Friday, November 19, 2010

Markets as a tool for resource allocation

Markets do good things. We don't want to eliminate markets because of the value that they bring in terms of determining how to allocate resources. We don't want to hinder the operation of markets in ways that keep the markets from setting good prices.

So, for example, we don't want to set up situations where a more efficient producer is elbowed out by one of less efficiency because of undue regulation--for example, we don't want some sort of tariff on Acme widgets, just because Acme's competitor is friends with the King (or whatever the government--Adam Smith, from whom the notion of free markets being best is generally derived, was writing about free markets in opposition to monopolies granted by the English government). We would not, in a free market, want to favor some firms because of political connections.

On the other hand, if we are counting on the market to do a good job of allocating resources, we have to have regulations that make sure that resources are being allocated effectively. Perhaps most importantly, we need to be sure that a producer is not able to sell cheaply by avoiding some costs, or by transferring some costs to others.
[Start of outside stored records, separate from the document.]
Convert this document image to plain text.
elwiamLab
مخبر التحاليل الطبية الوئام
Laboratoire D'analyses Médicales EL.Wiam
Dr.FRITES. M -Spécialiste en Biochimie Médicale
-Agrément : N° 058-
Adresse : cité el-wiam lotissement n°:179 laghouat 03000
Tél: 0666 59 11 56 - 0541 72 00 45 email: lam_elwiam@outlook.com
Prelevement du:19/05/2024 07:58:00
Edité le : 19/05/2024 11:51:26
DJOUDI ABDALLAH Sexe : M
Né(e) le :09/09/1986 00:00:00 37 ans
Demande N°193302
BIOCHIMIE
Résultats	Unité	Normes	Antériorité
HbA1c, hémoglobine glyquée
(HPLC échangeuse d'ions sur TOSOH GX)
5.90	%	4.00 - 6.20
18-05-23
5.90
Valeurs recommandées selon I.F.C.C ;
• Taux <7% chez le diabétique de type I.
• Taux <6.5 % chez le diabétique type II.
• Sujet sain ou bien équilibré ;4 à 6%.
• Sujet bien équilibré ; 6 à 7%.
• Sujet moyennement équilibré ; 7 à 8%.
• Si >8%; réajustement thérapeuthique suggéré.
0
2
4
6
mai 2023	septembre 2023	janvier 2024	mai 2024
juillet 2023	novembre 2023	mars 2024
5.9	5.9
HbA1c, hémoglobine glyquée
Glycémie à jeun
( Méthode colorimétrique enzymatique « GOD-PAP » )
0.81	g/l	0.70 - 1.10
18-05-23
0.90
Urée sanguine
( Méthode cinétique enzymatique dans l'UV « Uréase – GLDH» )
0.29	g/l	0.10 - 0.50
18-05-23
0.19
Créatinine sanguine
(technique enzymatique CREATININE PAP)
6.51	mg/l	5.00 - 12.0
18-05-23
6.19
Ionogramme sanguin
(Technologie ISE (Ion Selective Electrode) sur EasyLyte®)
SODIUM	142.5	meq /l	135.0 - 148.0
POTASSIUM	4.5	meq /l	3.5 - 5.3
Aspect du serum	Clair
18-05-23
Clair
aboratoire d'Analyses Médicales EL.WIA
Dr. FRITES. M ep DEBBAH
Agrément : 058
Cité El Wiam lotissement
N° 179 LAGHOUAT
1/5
Pollution is a good example: if Acme widgets dumps toxic waste and someone else has to pay for safe disposal, then the market is not correctly valuing the product, and resources are being allocated inefficiently.

Let's talk through an example, imagine that the cost to make up a widget is one dollar--seventy cents of the cost is parts and labor, and the other thirty cents is cleaning up the toxic waste. If Acme widget is actually paying the costs of making the widget, then it cannot stay in business selling for less than one dollar. If they can't stay in business selling widgets for more than a dollar, paying the full costs, then, according to the theory of free markets--the theory of unregulated markets as efficient allocators of resources--, they shouldn't stay in business. If Acme doesn't pay the cleanup costs, however, they can make a profit at a lower cost, and the resources necessary for cleanup do not get factored into the market, and so the market doesn't lead to the desirable outcome.

In short, if you want markets to give good guidance on resource allocation, then it is necessary to have regulations that prevent inefficiency of resource allocation, and it is necessary to eliminate regulations that create inefficiency.

Anyway, despite all the cries for free markets during elections and during debates on legislature to which they are opposed, most of those who have called for free markets have also supported legislation that destroyed the efficiency of market allocation.

Wouldn't it be great if markets did a better job of helping allocate resources?